Authors

F Latorre-Barragan²; J Whitelaw²; S Gras²; G Pall²; J Leung¹; G Ward¹; M Meissner²;  ¹ University of Vermont, United States;  ² WTCMP University of Glasgow

Discussion

In Toxoplasma gondii motility and invasion is thought to rely on the actomyosin- system. The main motor complex, consisting of myosin A, its light chain (MLC1) and gliding associated proteins (GAPs), is anchored to the inner membrane complex (IMC), and is thought to produce the force on short actin filaments (ACT1) for gliding and invasion. This mechanical force is transmitted to transmembrane proteins, which are translocated in a directional manner to the basal end of the parasite, resulting in forward motion on the substrate. Interestingly, using reverse genetics, it has been demonstrated that MyoA, MLC1 or ACT1 are not essential for gliding and invasion, necessitating a reassessment of the individual functions of the key molecules of the complex.

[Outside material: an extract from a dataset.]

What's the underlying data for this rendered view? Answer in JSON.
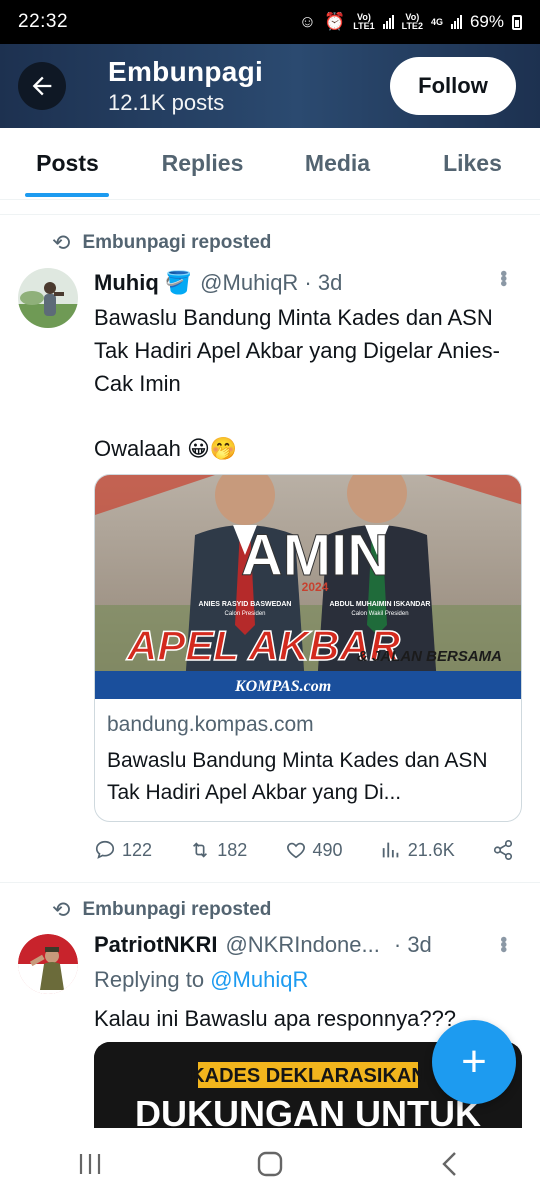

One plausible explanation of this surprising finding is the presence of compensatory myosin motors that can take over the role of MyoA. Due to its structural similarity with MyoA, we studied the possibility of myosin C (MyoC) taking over MyoA function. We generated three different complementation constructs, and compared their expression in the myoA KO. Our results suggest that IMC-localised MyoC can partially complement for MyoA in terms of invasion and gliding rates, but not average speed or gliding distance, indicating that MyoC cannot compensate the motor function of MyoA per se. Moreover, depletion of MLC1 in a mlc1 cKO demonstrated that MyoA and MyoC cannot be anchored to the IMC. However, parasites were still able to move and invade albeit at reduced levels.

To further investigate the functions of the proteins of the motor complex, we studied attachment capacity under shear stress and retrograde flow using mutant parasites. Our results indicate that attachment capacity was altered but retrograde membrane flow does not depend on the actomyosin-system.